PL : La maîtrise des paramètres de confidentialité dépend de l’âge et de l’ancienneté sur le réseau. Néanmoins, les usages se sont sédentarisés. Au début des années 2010, la peur des parents que leurs enfants soient approchés par des prédateurs sexuels sur internet était très forte. Aujourd’hui, les jeunes ont acquis une certaine sagesse dans leurs usages et savent très rapidement quels en sont les dangers – notamment car cela a été une grande cause nationale, soutenue par des campagnes publicitaires importantes. Les parents comme les enfants sont donc de plus en plus prudents. Par ailleurs, il suffit de le constater : la plupart des adolescents savent filtrer ce qu’ils montrent ou non à leurs parents sur Facebook… ce qui prouve qu’ils maîtrisent très bien les paramètres de confidentialité !

CG : Pour autant, cette maîtrise technique fait-elle des adolescents des digital natives ?

PL : Je considère que les digital natives sont un mythe dès lors qu’on parle de pratiques scolaires et pédagogiques. Imaginer, comme Michel Serres1M. Serres, Petite Poucette, Le Pommier, 2012., que fournir une tablette à un jeune lui donnera envie de se cultiver toute la journée, grâce à son appétence naturelle pour la culture, me paraît irréaliste.
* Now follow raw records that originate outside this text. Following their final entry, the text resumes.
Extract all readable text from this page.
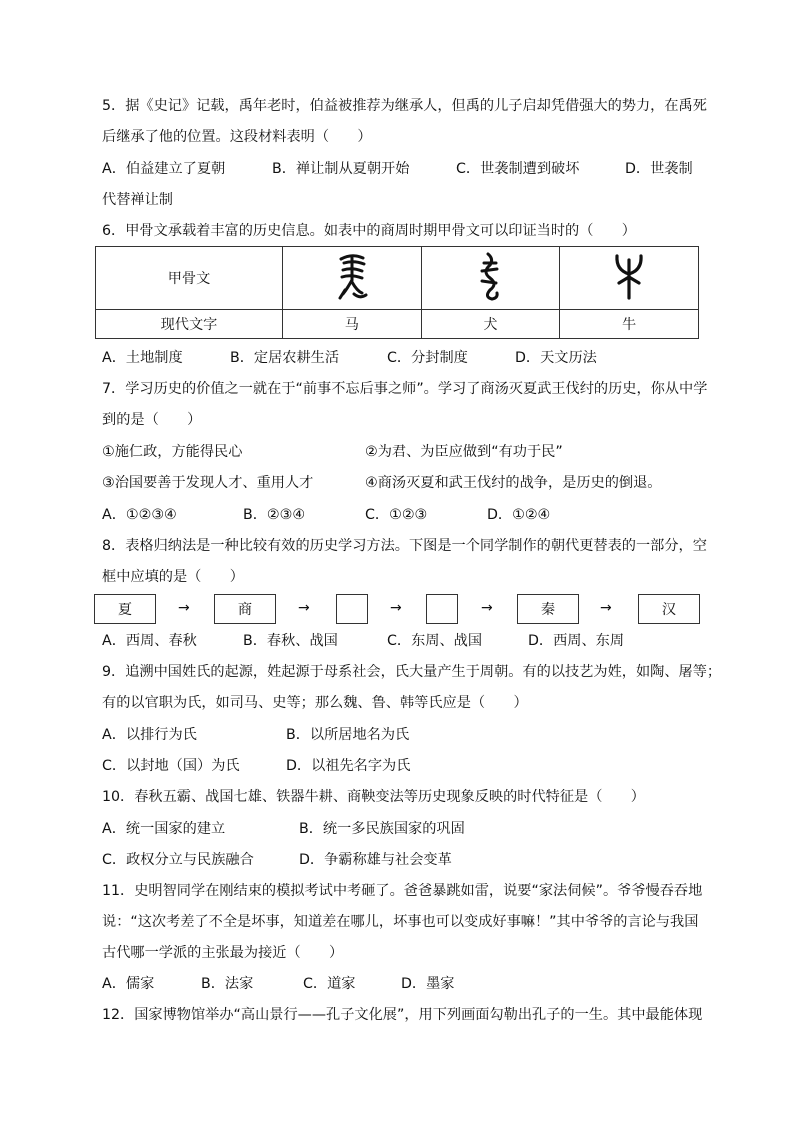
5．据《史记》记载，禹年老时，伯益被推荐为继承人，但禹的儿子启却凭借强大的势力，在禹死
后继承了他的位置。这段材料表明（　　）
A．伯益建立了夏朝	B．禅让制从夏朝开始	C．世袭制遭到破坏	D．世袭制
代替禅让制
6．甲骨文承载着丰富的历史信息。如表中的商周时期甲骨文可以印证当时的（　　）
甲骨文			
现代文字	马	犬	牛
A．土地制度	B．定居农耕生活	C．分封制度	D．天文历法
7．学习历史的价值之一就在于“前事不忘后事之师”。学习了商汤灭夏武王伐纣的历史，你从中学
到的是（　　）
①施仁政，方能得民心	②为君、为臣应做到“有功于民”
③治国要善于发现人才、重用人才	④商汤灭夏和武王伐纣的战争，是历史的倒退。
A．①②③④	B．②③④	C．①②③	D．①②④
8．表格归纳法是一种比较有效的历史学习方法。下图是一个同学制作的朝代更替表的一部分，空
框中应填的是（　　）
夏	→	商	→	→	→	秦	→	汉
A．西周、春秋	B．春秋、战国	C．东周、战国	D．西周、东周
9．追溯中国姓氏的起源，姓起源于母系社会，氏大量产生于周朝。有的以技艺为姓，如陶、屠等；
有的以官职为氏，如司马、史等；那么魏、鲁、韩等氏应是（　　）
A．以排行为氏	B．以所居地名为氏
C．以封地（国）为氏	D．以祖先名字为氏
10．春秋五霸、战国七雄、铁器牛耕、商鞅变法等历史现象反映的时代特征是（　　）
A．统一国家的建立	B．统一多民族国家的巩固
C．政权分立与民族融合	D．争霸称雄与社会变革
11．史明智同学在刚结束的模拟考试中考砸了。爸爸暴跳如雷，说要“家法伺候”。爷爷慢吞吞地
说：“这次考差了不全是坏事，知道差在哪儿，坏事也可以变成好事嘛！”其中爷爷的言论与我国
古代哪一学派的主张最为接近（　　）
A．儒家	B．法家	C．道家	D．墨家
12．国家博物馆举办“高山景行——孔子文化展”，用下列画面勾勒出孔子的一生。其中最能体现
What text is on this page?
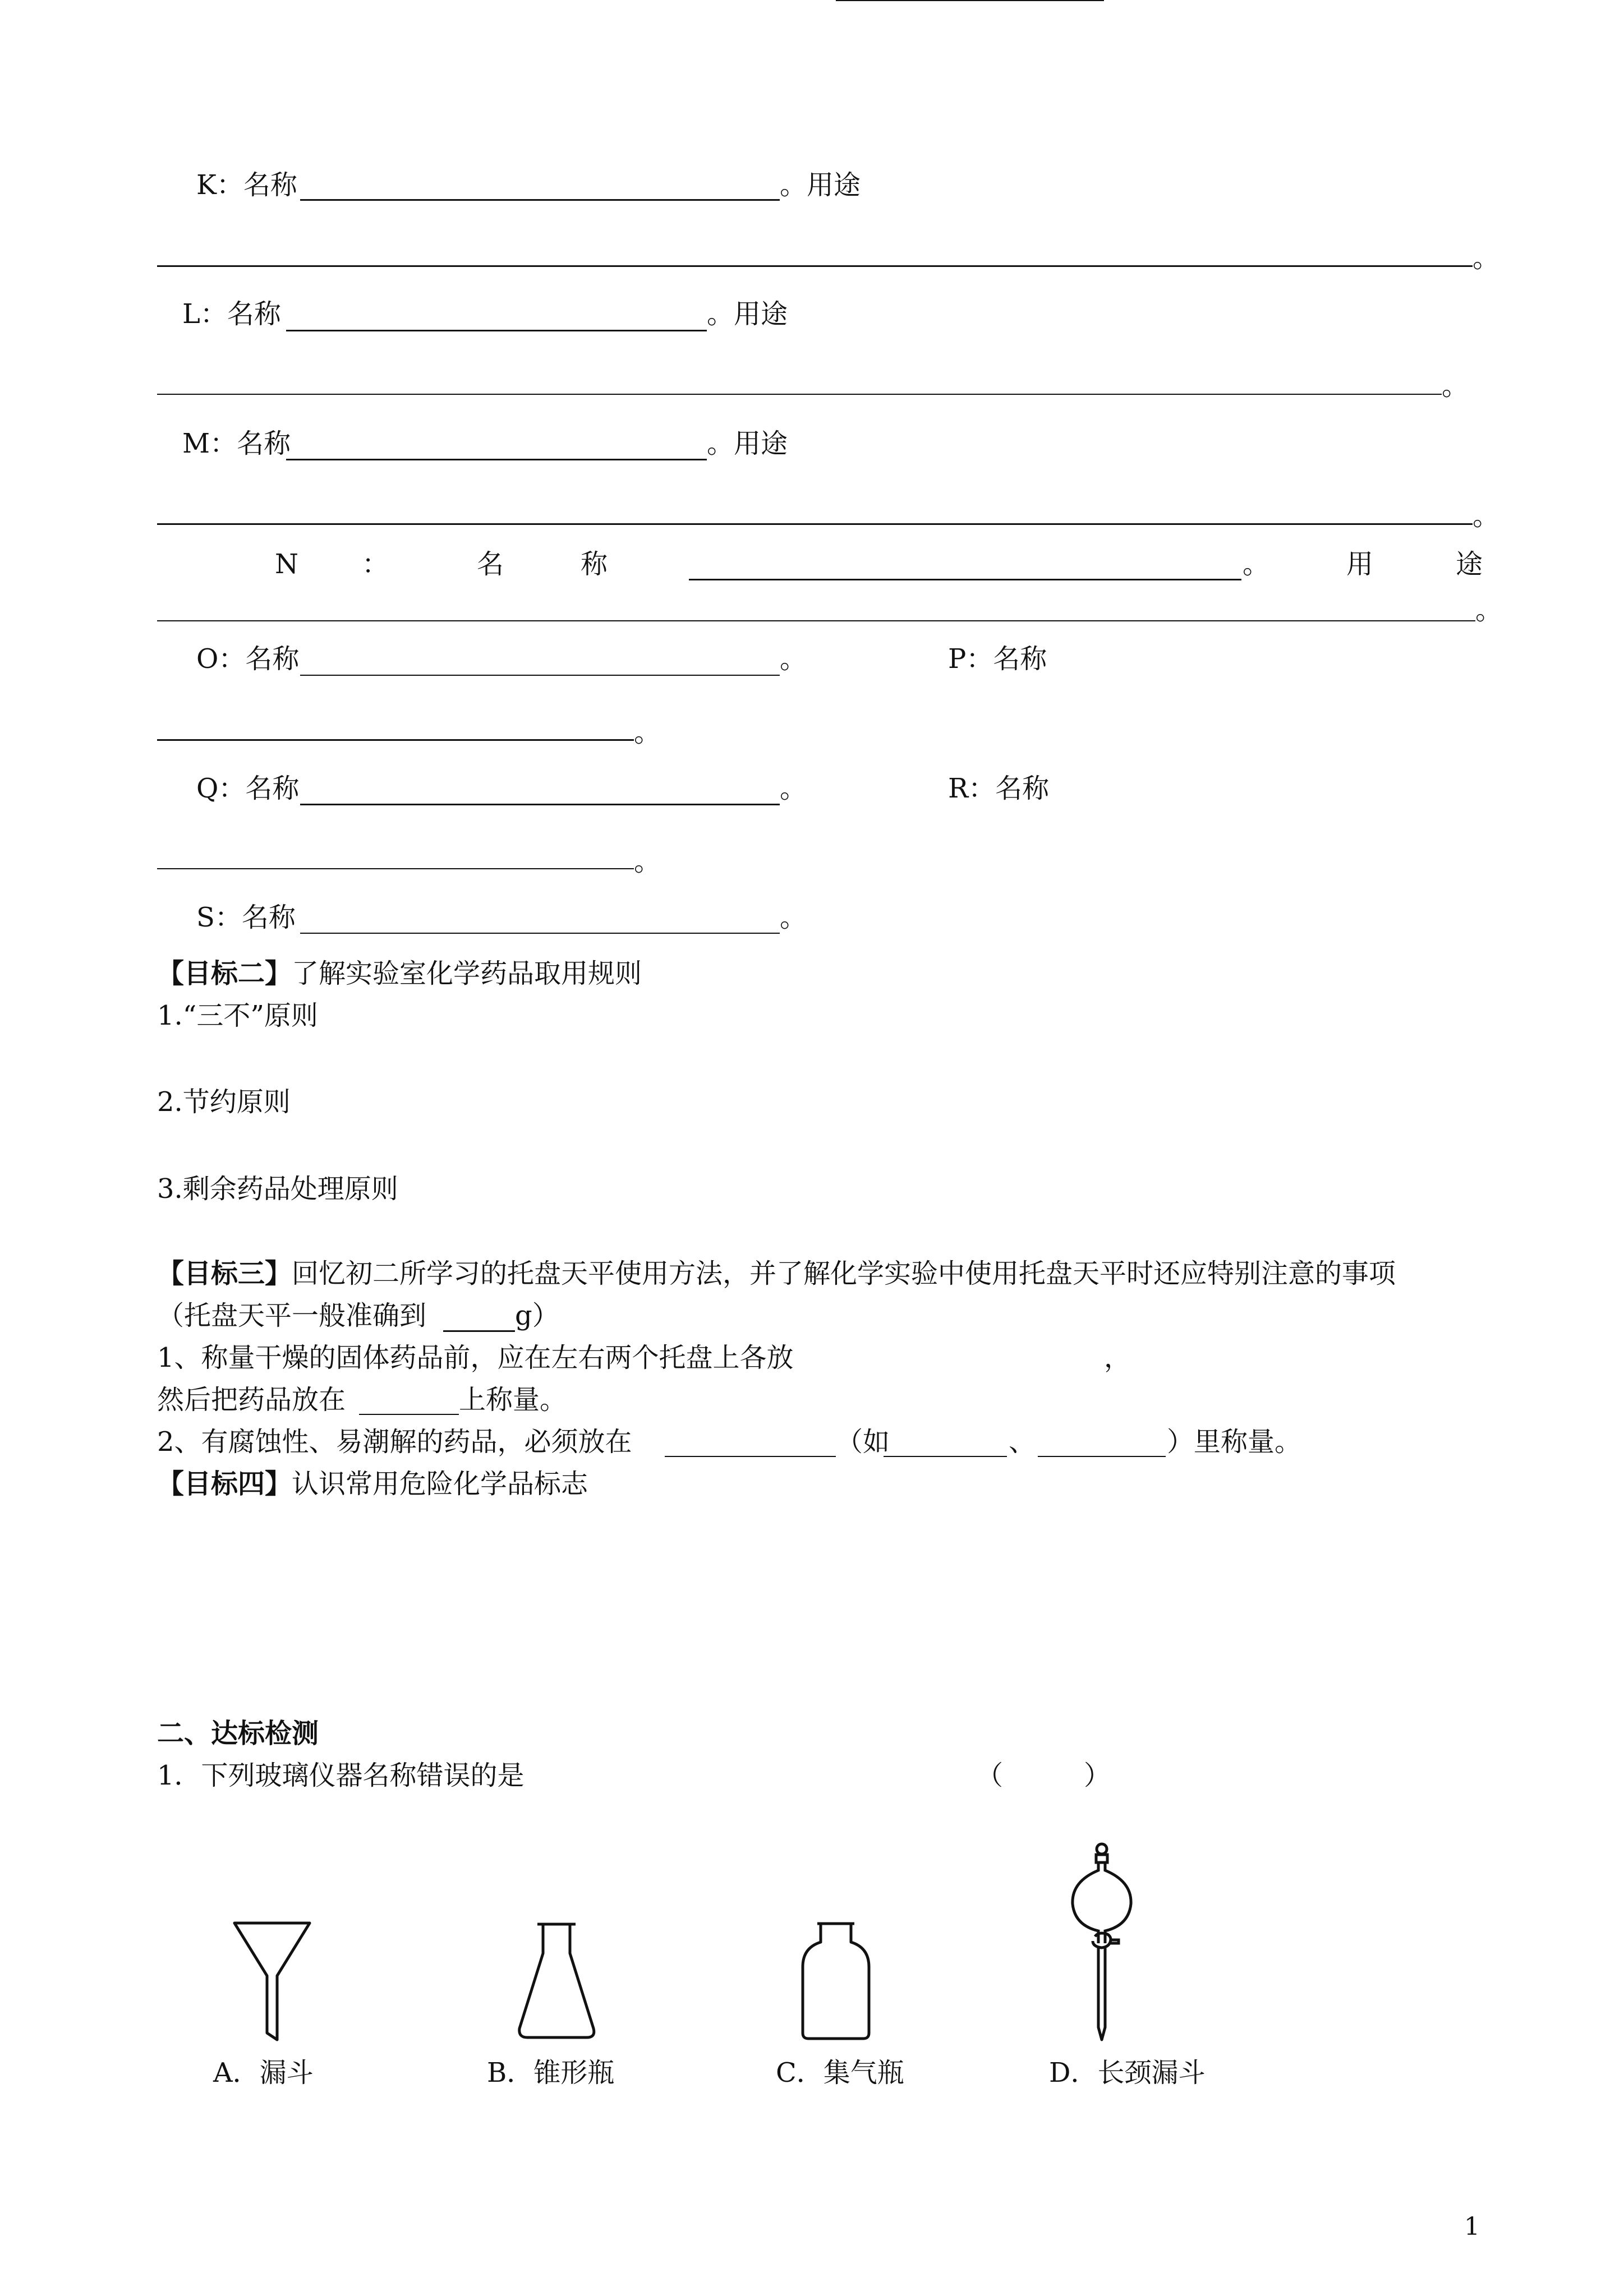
K：名称	。用途
。
L：名称	。用途
。
M：名称	。用途
。
N ：	名	称	。	用	途
。
O：名称	。	P：名称
。
Q：名称	。	R：名称
。
S：名称	。
【目标二】了解实验室化学药品取用规则
1.“三不”原则
2.节约原则
3.剩余药品处理原则
【目标三】回忆初二所学习的托盘天平使用方法，并了解化学实验中使用托盘天平时还应特别注意的事项
（托盘天平一般准确到	g）
1、称量干燥的固体药品前，应在左右两个托盘上各放	，
然后把药品放在	上称量。
2、有腐蚀性、易潮解的药品，必须放在	（如	、	）里称量。
【目标四】认识常用危险化学品标志
二、达标检测
1．下列玻璃仪器名称错误的是	（　　　）
A．漏斗	B．锥形瓶	C．集气瓶	D．长颈漏斗
1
Donnez des tablettes à des préadolescents : ils vont regarder et commenter des vidéos sur YouTube, mais ils n’iront certainement pas d’eux-mêmes visiter la dernière exposition virtuelle du Louvre…
Les adolescents maîtrisent la technique : ils savent manipuler par mimétisme, par imprégnation et par apprentissage entre pairs. Ce ne sont ni leurs parents, ni leurs enseignants, ni leurs bibliothécaires qui leur ont appris quoi que ce soit. Mais nous ne sommes pas inutiles, au contraire ! Notre rôle est simplement ailleurs. Il nous faut leur enseigner la dialectique numérique, soit l’art de penser à l’ère des réseaux numériques (je développe ce concept dans Génération 3.0). Nous devons leur apprendre à faire une recherche documentaire intelligente, à ne pas copier-coller Wikipédia bêtement, à hiérarchiser les sources, problématiser les sujets et vérifier les données. C’est un sacré challenge pédagogique, culturel et même citoyen, pour les parents. Alors que l’élection présidentielle approche, il faut repenser la « société numérique », et faire des TIC des ponts entre les générations, plutôt que des portes qui enferment chaque communauté derrière sa clôture.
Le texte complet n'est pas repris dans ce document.